The difference between France and the US is that the French all have tenured posts funded by the state, tenure being almost automatic, and thus are free to say what they want. Personally I approve of that, academics should be free to say what they want. The question is, does anyone want want to hear it? Evidently, in the US, disputable tenure after five years, and private funding issues, lead to a different situation, as in the case of Nadia Abu al-Hajj.

The point where US and French situations come together is in access to the media. Much the same in both countries; the subject has to resonate, as Gouguenheim evidently did.

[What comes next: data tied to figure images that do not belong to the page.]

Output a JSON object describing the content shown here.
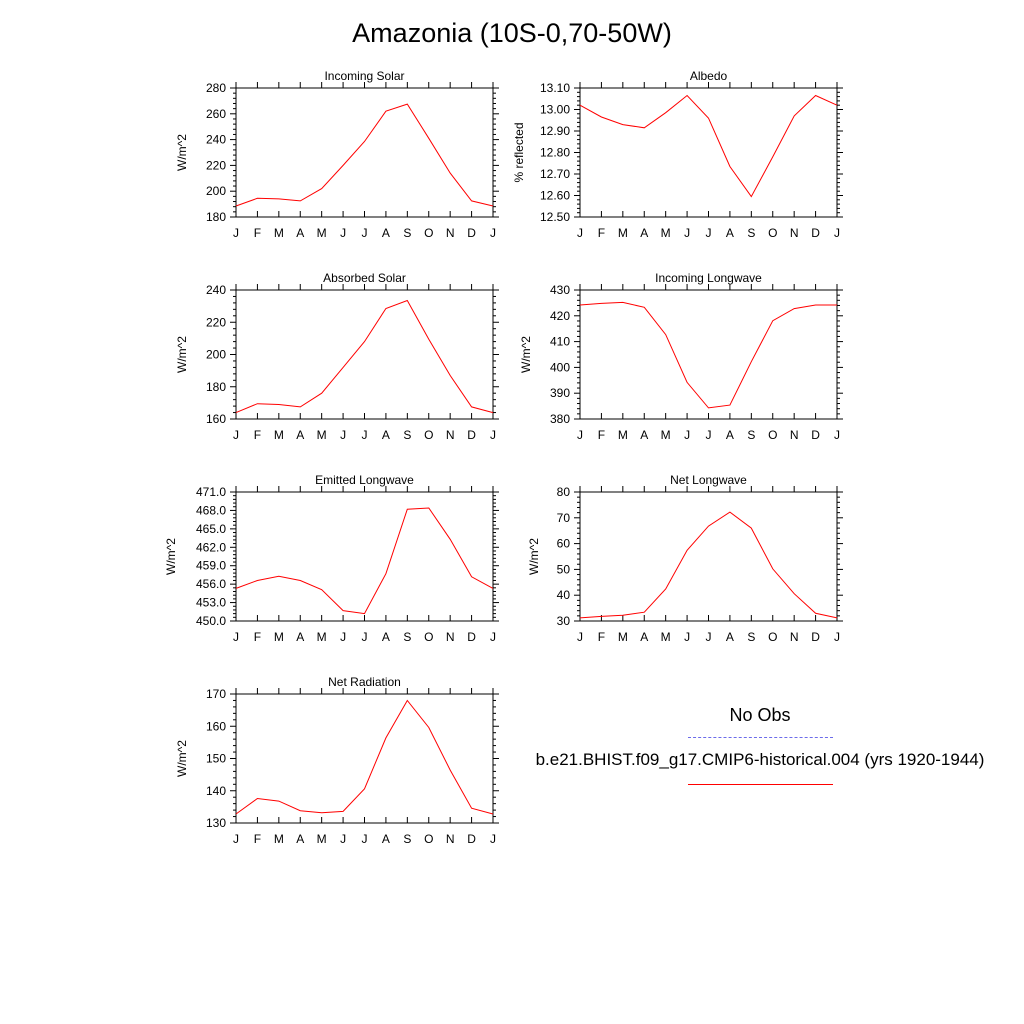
{
  "title": "Amazonia (10S-0,70-50W)",
  "legend": {
    "obs_label": "No Obs",
    "model_label": "b.e21.BHIST.f09_g17.CMIP6-historical.004 (yrs 1920-1944)",
    "obs_color": "#6b6bea",
    "model_color": "#ff0000"
  },
  "chart_data": [
    {
      "type": "line",
      "title": "Incoming Solar",
      "ylabel": "W/m^2",
      "categories": [
        "J",
        "F",
        "M",
        "A",
        "M",
        "J",
        "J",
        "A",
        "S",
        "O",
        "N",
        "D",
        "J"
      ],
      "ylim": [
        180,
        280
      ],
      "yticks": [
        180,
        200,
        220,
        240,
        260,
        280
      ],
      "ytick_labels": [
        "180",
        "200",
        "220",
        "240",
        "260",
        "280"
      ],
      "series": [
        {
          "color": "#ff0000",
          "values": [
            188.5,
            194.5,
            194,
            192.5,
            202,
            220,
            238.5,
            262,
            267.5,
            241,
            214,
            192.5,
            188.5
          ]
        }
      ]
    },
    {
      "type": "line",
      "title": "Albedo",
      "ylabel": "% reflected",
      "categories": [
        "J",
        "F",
        "M",
        "A",
        "M",
        "J",
        "J",
        "A",
        "S",
        "O",
        "N",
        "D",
        "J"
      ],
      "ylim": [
        12.5,
        13.1
      ],
      "yticks": [
        12.5,
        12.6,
        12.7,
        12.8,
        12.9,
        13.0,
        13.1
      ],
      "ytick_labels": [
        "12.50",
        "12.60",
        "12.70",
        "12.80",
        "12.90",
        "13.00",
        "13.10"
      ],
      "series": [
        {
          "color": "#ff0000",
          "values": [
            13.02,
            12.965,
            12.93,
            12.915,
            12.985,
            13.065,
            12.96,
            12.735,
            12.595,
            12.78,
            12.97,
            13.065,
            13.02
          ]
        }
      ]
    },
    {
      "type": "line",
      "title": "Absorbed Solar",
      "ylabel": "W/m^2",
      "categories": [
        "J",
        "F",
        "M",
        "A",
        "M",
        "J",
        "J",
        "A",
        "S",
        "O",
        "N",
        "D",
        "J"
      ],
      "ylim": [
        160,
        240
      ],
      "yticks": [
        160,
        180,
        200,
        220,
        240
      ],
      "ytick_labels": [
        "160",
        "180",
        "200",
        "220",
        "240"
      ],
      "series": [
        {
          "color": "#ff0000",
          "values": [
            164,
            169.5,
            169,
            167.5,
            176,
            192,
            208,
            228.5,
            233.5,
            209.5,
            187,
            167.5,
            164
          ]
        }
      ]
    },
    {
      "type": "line",
      "title": "Incoming Longwave",
      "ylabel": "W/m^2",
      "categories": [
        "J",
        "F",
        "M",
        "A",
        "M",
        "J",
        "J",
        "A",
        "S",
        "O",
        "N",
        "D",
        "J"
      ],
      "ylim": [
        380,
        430
      ],
      "yticks": [
        380,
        390,
        400,
        410,
        420,
        430
      ],
      "ytick_labels": [
        "380",
        "390",
        "400",
        "410",
        "420",
        "430"
      ],
      "series": [
        {
          "color": "#ff0000",
          "values": [
            424.2,
            424.8,
            425.2,
            423.3,
            412.7,
            394.2,
            384.3,
            385.4,
            402.2,
            418.1,
            422.8,
            424.2,
            424.2
          ]
        }
      ]
    },
    {
      "type": "line",
      "title": "Emitted Longwave",
      "ylabel": "W/m^2",
      "categories": [
        "J",
        "F",
        "M",
        "A",
        "M",
        "J",
        "J",
        "A",
        "S",
        "O",
        "N",
        "D",
        "J"
      ],
      "ylim": [
        450,
        471
      ],
      "yticks": [
        450,
        453,
        456,
        459,
        462,
        465,
        468,
        471
      ],
      "ytick_labels": [
        "450.0",
        "453.0",
        "456.0",
        "459.0",
        "462.0",
        "465.0",
        "468.0",
        "471.0"
      ],
      "series": [
        {
          "color": "#ff0000",
          "values": [
            455.3,
            456.6,
            457.3,
            456.6,
            455.1,
            451.7,
            451.2,
            457.7,
            468.2,
            468.4,
            463.3,
            457.2,
            455.3
          ]
        }
      ]
    },
    {
      "type": "line",
      "title": "Net Longwave",
      "ylabel": "W/m^2",
      "categories": [
        "J",
        "F",
        "M",
        "A",
        "M",
        "J",
        "J",
        "A",
        "S",
        "O",
        "N",
        "D",
        "J"
      ],
      "ylim": [
        30,
        80
      ],
      "yticks": [
        30,
        40,
        50,
        60,
        70,
        80
      ],
      "ytick_labels": [
        "30",
        "40",
        "50",
        "60",
        "70",
        "80"
      ],
      "series": [
        {
          "color": "#ff0000",
          "values": [
            31.2,
            31.8,
            32.2,
            33.4,
            42.4,
            57.4,
            66.8,
            72.2,
            66.0,
            50.2,
            40.6,
            33.0,
            31.2
          ]
        }
      ]
    },
    {
      "type": "line",
      "title": "Net Radiation",
      "ylabel": "W/m^2",
      "categories": [
        "J",
        "F",
        "M",
        "A",
        "M",
        "J",
        "J",
        "A",
        "S",
        "O",
        "N",
        "D",
        "J"
      ],
      "ylim": [
        130,
        170
      ],
      "yticks": [
        130,
        140,
        150,
        160,
        170
      ],
      "ytick_labels": [
        "130",
        "140",
        "150",
        "160",
        "170"
      ],
      "series": [
        {
          "color": "#ff0000",
          "values": [
            132.8,
            137.6,
            136.8,
            133.8,
            133.2,
            133.6,
            140.6,
            156.4,
            168.0,
            159.6,
            146.4,
            134.6,
            132.8
          ]
        }
      ]
    }
  ]
}
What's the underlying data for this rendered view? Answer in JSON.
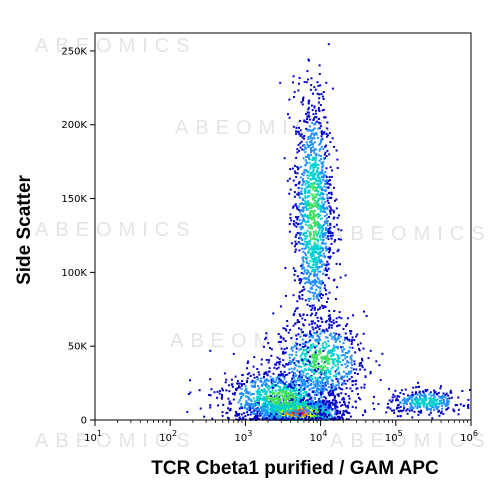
{
  "chart_data": {
    "type": "scatter",
    "subtype": "flow-cytometry density dot plot",
    "xlabel": "TCR Cbeta1 purified / GAM APC",
    "ylabel": "Side Scatter",
    "x_scale": "log",
    "xlim": [
      10,
      1000000
    ],
    "y_scale": "linear",
    "ylim": [
      0,
      262144
    ],
    "x_ticks": [
      10,
      100,
      1000,
      10000,
      100000,
      1000000
    ],
    "x_tick_base": "10",
    "x_tick_exponents": [
      "1",
      "2",
      "3",
      "4",
      "5",
      "6"
    ],
    "y_ticks": [
      0,
      50000,
      100000,
      150000,
      200000,
      250000
    ],
    "y_tick_labels": [
      "0",
      "50K",
      "100K",
      "150K",
      "200K",
      "250K"
    ],
    "colormap": [
      "#0000c8",
      "#1e90ff",
      "#00d0d0",
      "#40e060",
      "#ffff00",
      "#ff8000",
      "#ff0000"
    ],
    "populations": [
      {
        "x_center": 5000,
        "y_center": 5000,
        "x_spread_log": 0.25,
        "y_spread": 4000,
        "count": 1500,
        "density": "high"
      },
      {
        "x_center": 3000,
        "y_center": 15000,
        "x_spread_log": 0.4,
        "y_spread": 10000,
        "count": 1000,
        "density": "medium"
      },
      {
        "x_center": 10000,
        "y_center": 40000,
        "x_spread_log": 0.3,
        "y_spread": 14000,
        "count": 700,
        "density": "medium"
      },
      {
        "x_center": 8000,
        "y_center": 140000,
        "x_spread_log": 0.13,
        "y_spread": 42000,
        "count": 1300,
        "density": "medium"
      },
      {
        "x_center": 250000,
        "y_center": 12000,
        "x_spread_log": 0.25,
        "y_spread": 4000,
        "count": 350,
        "density": "low"
      }
    ],
    "legend": "none",
    "grid": false
  },
  "watermark": {
    "text": "ABEOMICS"
  }
}
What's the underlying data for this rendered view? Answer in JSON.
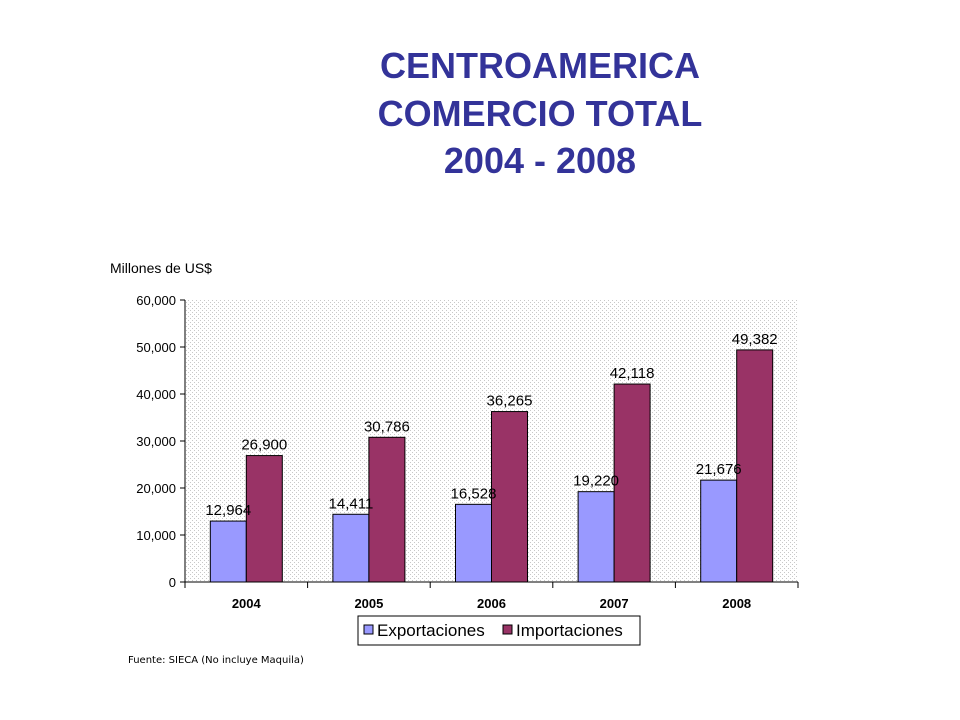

The truth is that he took an extreme position. That others took the extreme opposite is not surprising. As far as I understand it, there are some Greek philosophical and scientific texts which only survived in their Arabic versions, so Gouguenheim could not be completely right. On the other hand, it was not Islam as such which influenced medieval Europe, as philosophy and science of Greek derivation was only a minority occupation in the Islamic world. The battle was won by the logic of revealed religion some centuries before. If God says it, you should believe it.